M. Christian Pierret, secrétaire d'Etat à l'industrie. Monsieur le sénateur, la politique énergétique de la France se poursuit dans les grands équilibres qui sont les siens : diversification, avec appel aux énergies fossiles, aux énergies renouvelables, mais aussi - il faut le redire - avec une confiance donnée à l'industrie électronucléaire, qui reste le pôle essentiel de la production d'électricité primaire. (Très bien ! et applaudissements sur les travées du RPR, des Républicains et Indépendants et de l'Union centriste, ainsi que sur certaines travées du RDSE.)
Votre deuxième question porte sur la politique énergétique de l'Allemagne. Comme vous le savez, le gouvernement français n'interfère pas dans les décisions de ses partenaires membres de l'Union européenne quant à la détermination de leur politique énergétique.
M. Xavier de Villepin. C'est dommage !
M. Christian Pierret, secrétaire d'Etat. Je suis toutefois très satisfait de constater que le gouvernement allemand a renoncé à interdire par la loi le retraitement. Les contrats entre la COGEMA et les électriciens allemands vont donc pouvoir se poursuivre. Ils ne sont pas remis en cause.
Par ailleurs, la France applique strictement sa propre loi, celle du 30 décembre 1991, sur le retour des déchets issus du retraitement dans leur pays d'origine. Elle vient d'ailleurs de procéder à un transport de ce type vers le Japon. Elle fera de même avec l'Allemagne. Je suis donc très heureux de vous confirmer la poursuite de cette politique, monsieur le sénateur.
Quant à la reconversion du site de Creys-Malville, le Gouvernement a décidé avec sérieux d'exercer, par une action interministérielle, la solidarité nationale à l'égard de cette région. Une délégation d'élus nationaux et locaux, parmi lesquels figurait le maire de Morestel, commune de votre département, a été reçue à mon cabinet, le 24 février dernier. L'information et la concertation sur le programme économique et social sont notre règle et accompagnent l'évolution de ce secteur. Des actions sont lancées en faveur des entreprises prestataires de la centrale pour assurer leur diversification. Un fonds de développement économique et social doté de 15 millions de francs par an - 10 millions de francs provenant de l'Etat et 5 millions de francs provenant d'EDF - a été mis en place.
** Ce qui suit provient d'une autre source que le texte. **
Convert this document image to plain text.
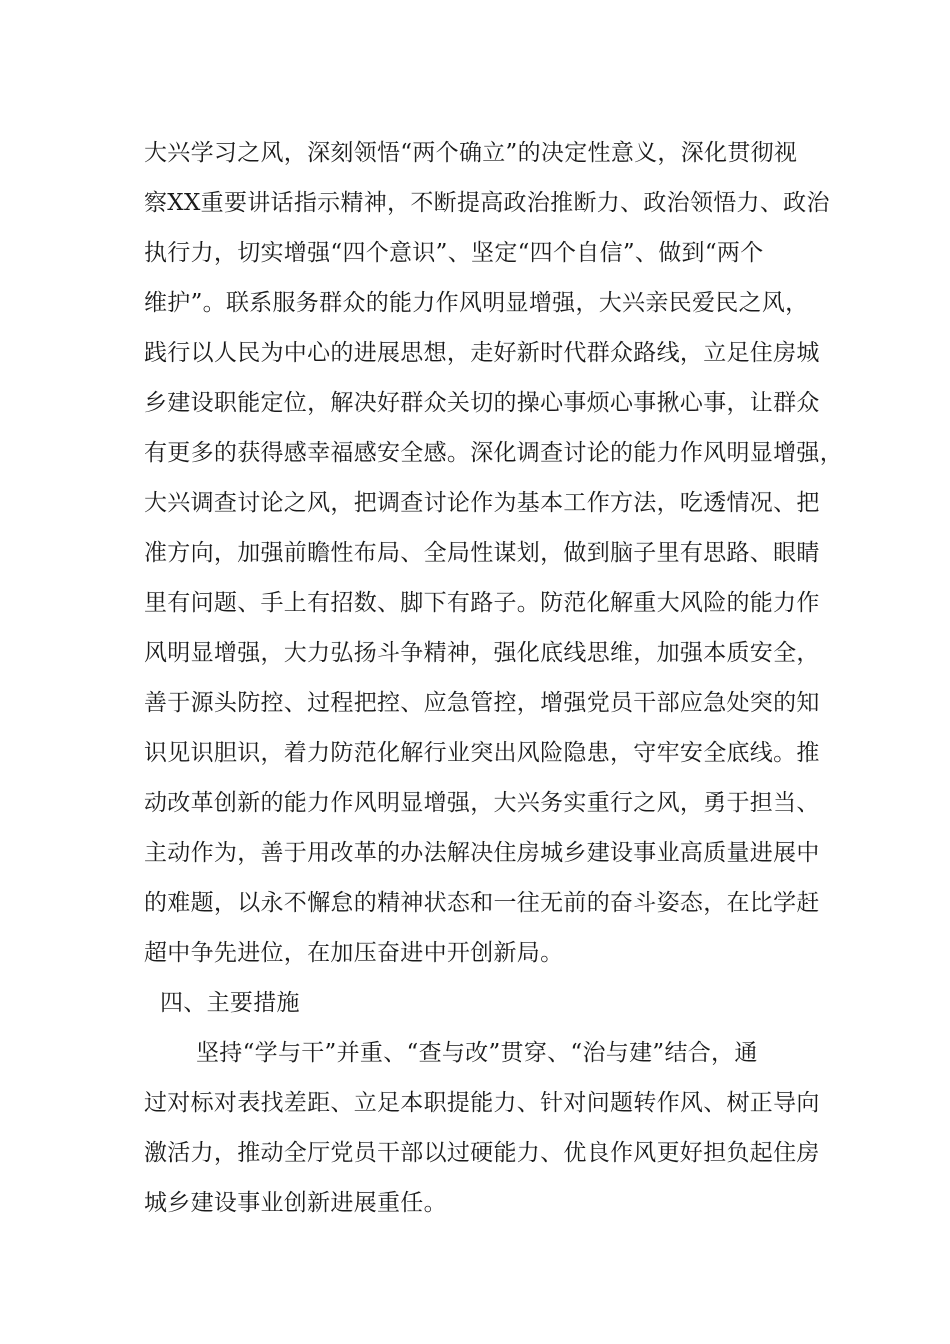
大兴学习之风，深刻领悟“两个确立”的决定性意义，深化贯彻视
察XX重要讲话指示精神，不断提高政治推断力、政治领悟力、政治
执行力，切实增强“四个意识”、坚定“四个自信”、做到“两个
维护”。联系服务群众的能力作风明显增强，大兴亲民爱民之风，
践行以人民为中心的进展思想，走好新时代群众路线，立足住房城
乡建设职能定位，解决好群众关切的操心事烦心事揪心事，让群众
有更多的获得感幸福感安全感。深化调查讨论的能力作风明显增强，
大兴调查讨论之风，把调查讨论作为基本工作方法，吃透情况、把
准方向，加强前瞻性布局、全局性谋划，做到脑子里有思路、眼睛
里有问题、手上有招数、脚下有路子。防范化解重大风险的能力作
风明显增强，大力弘扬斗争精神，强化底线思维，加强本质安全，
善于源头防控、过程把控、应急管控，增强党员干部应急处突的知
识见识胆识，着力防范化解行业突出风险隐患，守牢安全底线。推
动改革创新的能力作风明显增强，大兴务实重行之风，勇于担当、
主动作为，善于用改革的办法解决住房城乡建设事业高质量进展中
的难题，以永不懈怠的精神状态和一往无前的奋斗姿态，在比学赶
超中争先进位，在加压奋进中开创新局。
四、主要措施
坚持“学与干”并重、“查与改”贯穿、“治与建”结合，通
过对标对表找差距、立足本职提能力、针对问题转作风、树正导向
激活力，推动全厅党员干部以过硬能力、优良作风更好担负起住房
城乡建设事业创新进展重任。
D'ores et déjà, dix-huit projets, concernant la création de 220 emplois, ont pu être enregistrés. Par ailleurs, un reclassement de 220 agents d'EDF au sein de l'entreprise EDF elle-même est en cours.
Les collectivités locales bénéficieront de l'annulation de leurs créances au titre des procédures « grands chantiers » de la Caisse des dépôts et consignations. Les conventions entre celle-ci, EDF et les collectivités locales sont lancées.
Enfin, les opérations de démantèlement du site de Creys-Malville demanderont plusieurs années et mobiliseront donc plusieurs centaines d'emplois sur le site. (Applaudissements sur les travées socialistes.)